Intel has struggled to replicate its dominance in PC processors, where it has about 80 percent market share, in the market for phone and tablet chips, where it’s up against companies such as Qualcomm Inc. (QCOM:US) The older chipmaker has successfully held off competition in server computers, which supply mobile devices with data. Intel has more than 90 percent of the market for servers that use PC processors, and its only rival, Advanced Micro Devices Inc. (AMD:US), has lost orders.
“We’re benefiting at the other end of the spectrum from the build-out of the cloud and all of these devices,” Smith said yesterday. “We saw great growth in the data center.”
ASML Holding NV (ASML), Europe’s largest semiconductor-equipment supplier, today predicted full-year sales that would trail analysts’ estimates as makers of chips that process device functions reconsider how fast to increase capacity and deliveries of its newest product are postponed.
Sales in Intel’s mobile and communications division fell 83 percent to $51 million in the second quarter, and the unit’s operating loss widened to $1.12 billion. That followed an operating loss of $929 million in the first quarter.
The unit will continue to be a drain on Intel’s finances through next year, Smith said. The company is providing subsidies to persuade customers to use its chips in tablets, where it’s aiming for 40 million units shipped this year. Intel shipped 10 million units in the second quarter, double from the first three months of the year.

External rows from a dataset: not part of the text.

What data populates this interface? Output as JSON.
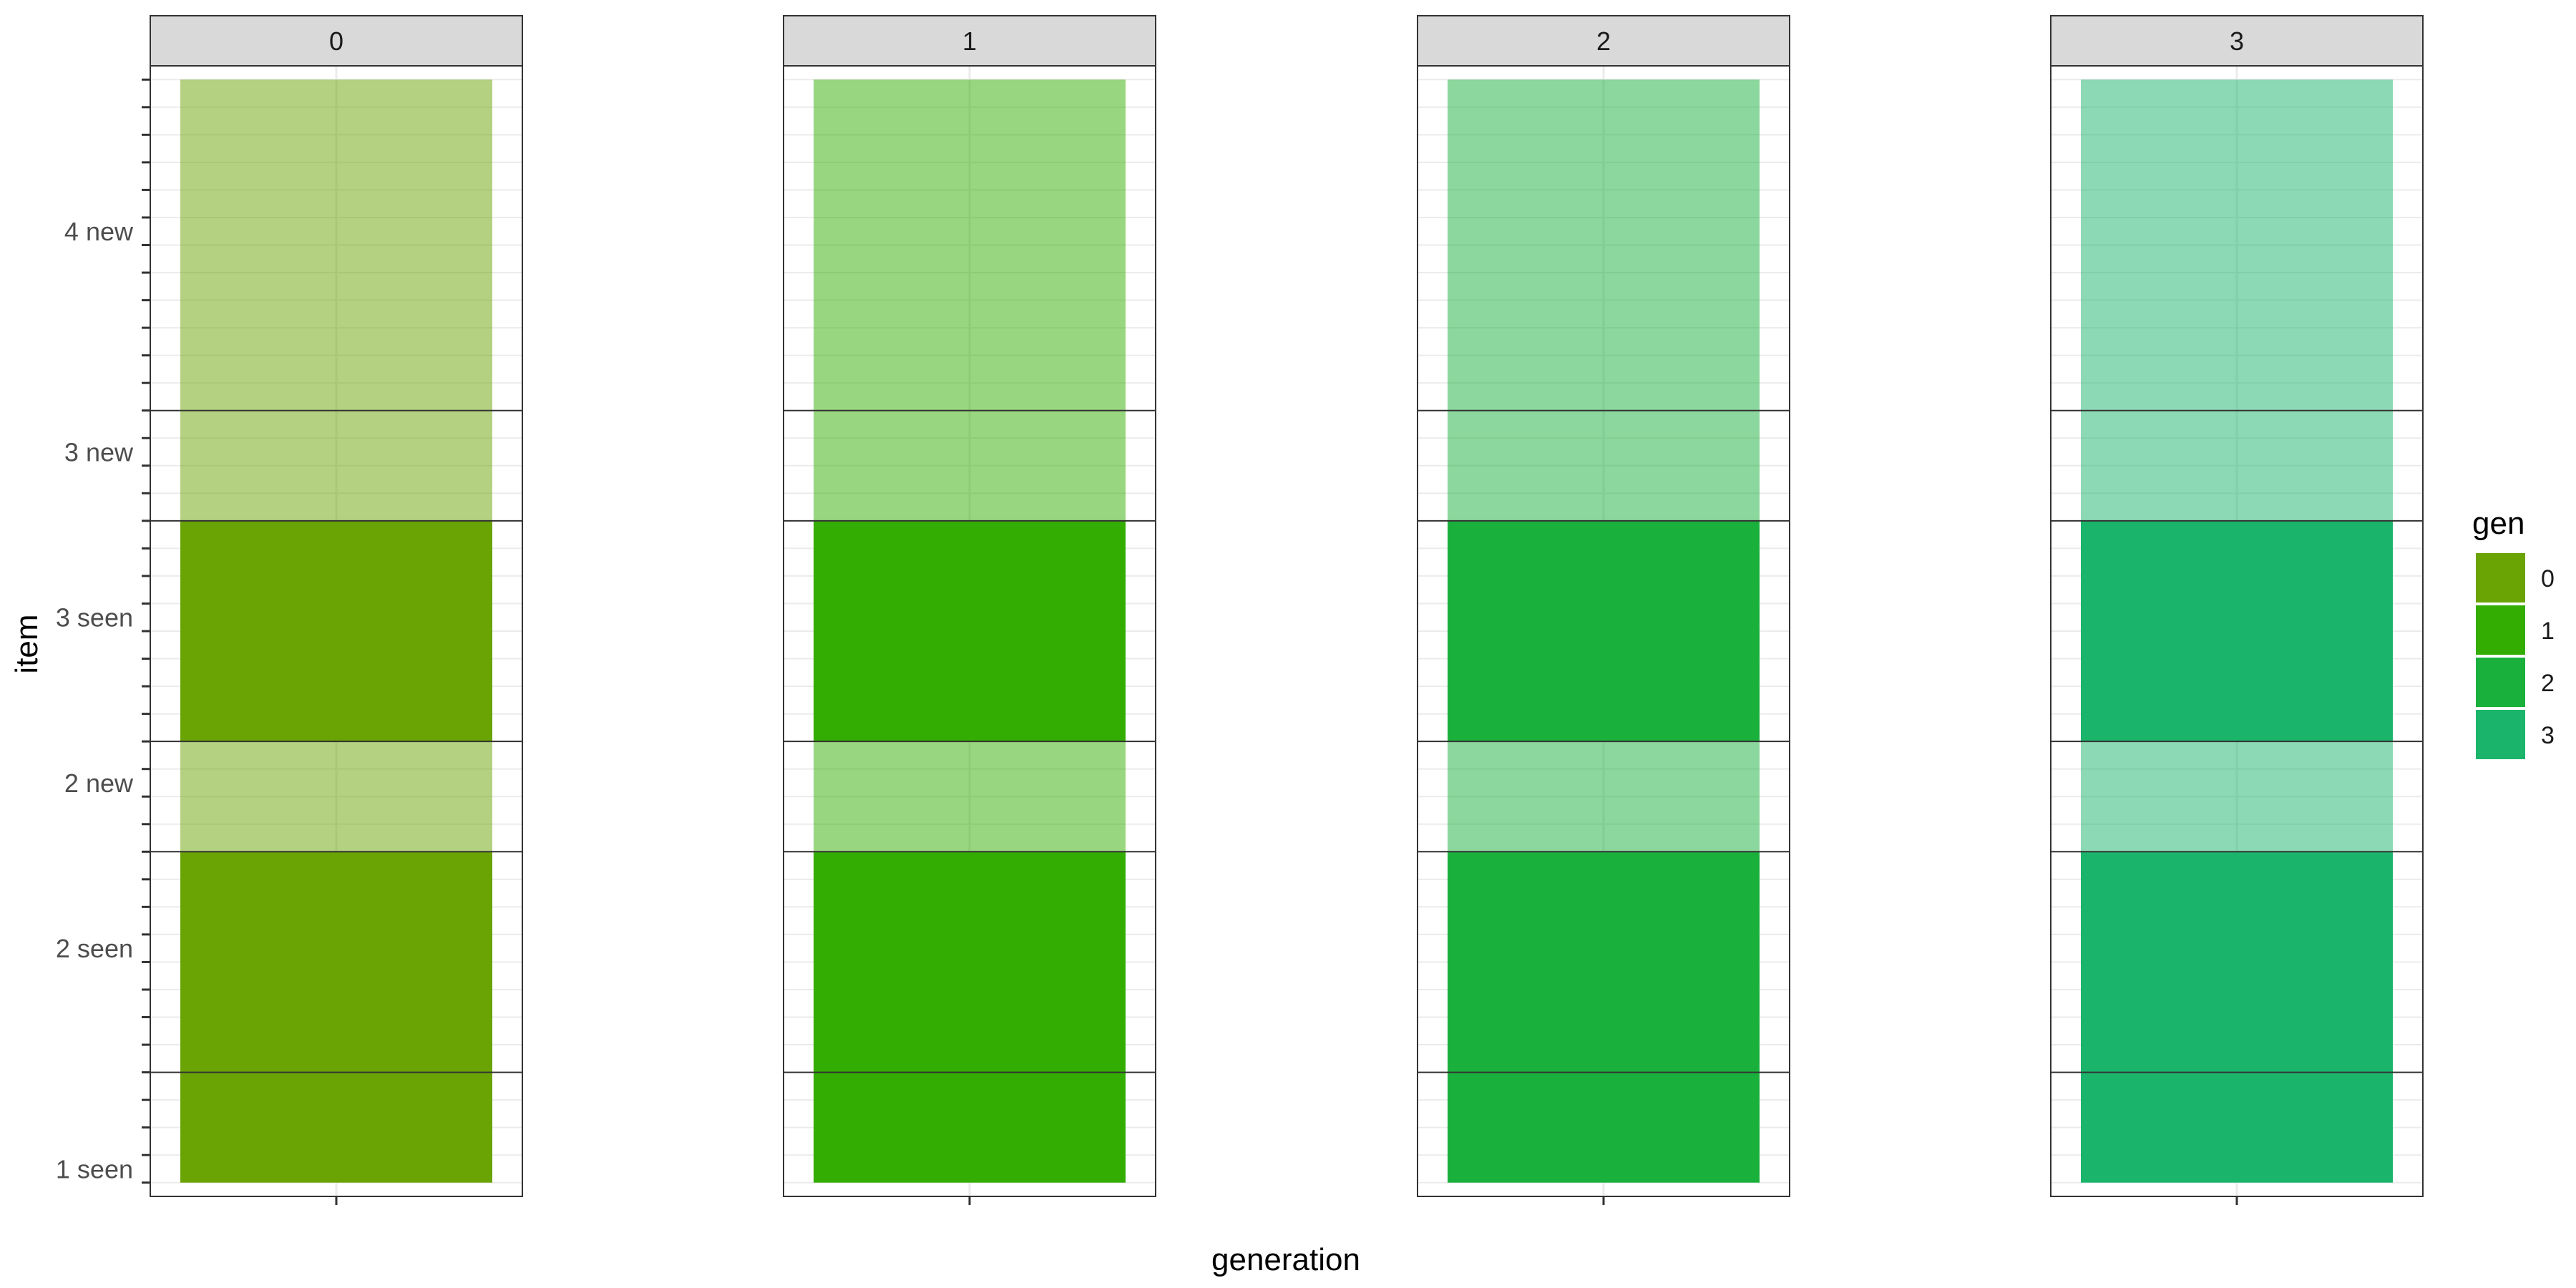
{
  "chart_data": {
    "type": "bar",
    "facet_labels": [
      "0",
      "1",
      "2",
      "3"
    ],
    "xlabel": "generation",
    "ylabel": "item",
    "y_tick_labels": [
      "1 seen",
      "2 seen",
      "2 new",
      "3 seen",
      "3 new",
      "4 new"
    ],
    "ylim": [
      0,
      40
    ],
    "segments": [
      {
        "item": "1 seen",
        "y0": 0,
        "y1": 4,
        "status": "seen"
      },
      {
        "item": "2 seen",
        "y0": 4,
        "y1": 12,
        "status": "seen"
      },
      {
        "item": "2 new",
        "y0": 12,
        "y1": 16,
        "status": "new"
      },
      {
        "item": "3 seen",
        "y0": 16,
        "y1": 24,
        "status": "seen"
      },
      {
        "item": "3 new",
        "y0": 24,
        "y1": 28,
        "status": "new"
      },
      {
        "item": "4 new",
        "y0": 28,
        "y1": 40,
        "status": "new"
      }
    ],
    "series": [
      {
        "name": "0",
        "x": "0",
        "color": "#6aa304"
      },
      {
        "name": "1",
        "x": "1",
        "color": "#33ad02"
      },
      {
        "name": "2",
        "x": "2",
        "color": "#1ab03c"
      },
      {
        "name": "3",
        "x": "3",
        "color": "#1ab56b"
      }
    ],
    "legend": {
      "title": "gen",
      "entries": [
        "0",
        "1",
        "2",
        "3"
      ],
      "position": "right"
    },
    "new_alpha": 0.5,
    "grid": true
  }
}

Intel will persevere in mobile, even though it’s losing money, because modems -- the chips that connect devices to mobile networks -- are going to become increasingly important parts of all types of computers, Smith said.
The company’s long-term evolution, or LTE, modems have taken longer than predicted to become qualified on cellular networks, Intel said.
“The market just needs to see them make some early strides,” said Suji De Silva, an analyst at Topeka Capital Markets, who recommends buying Intel shares.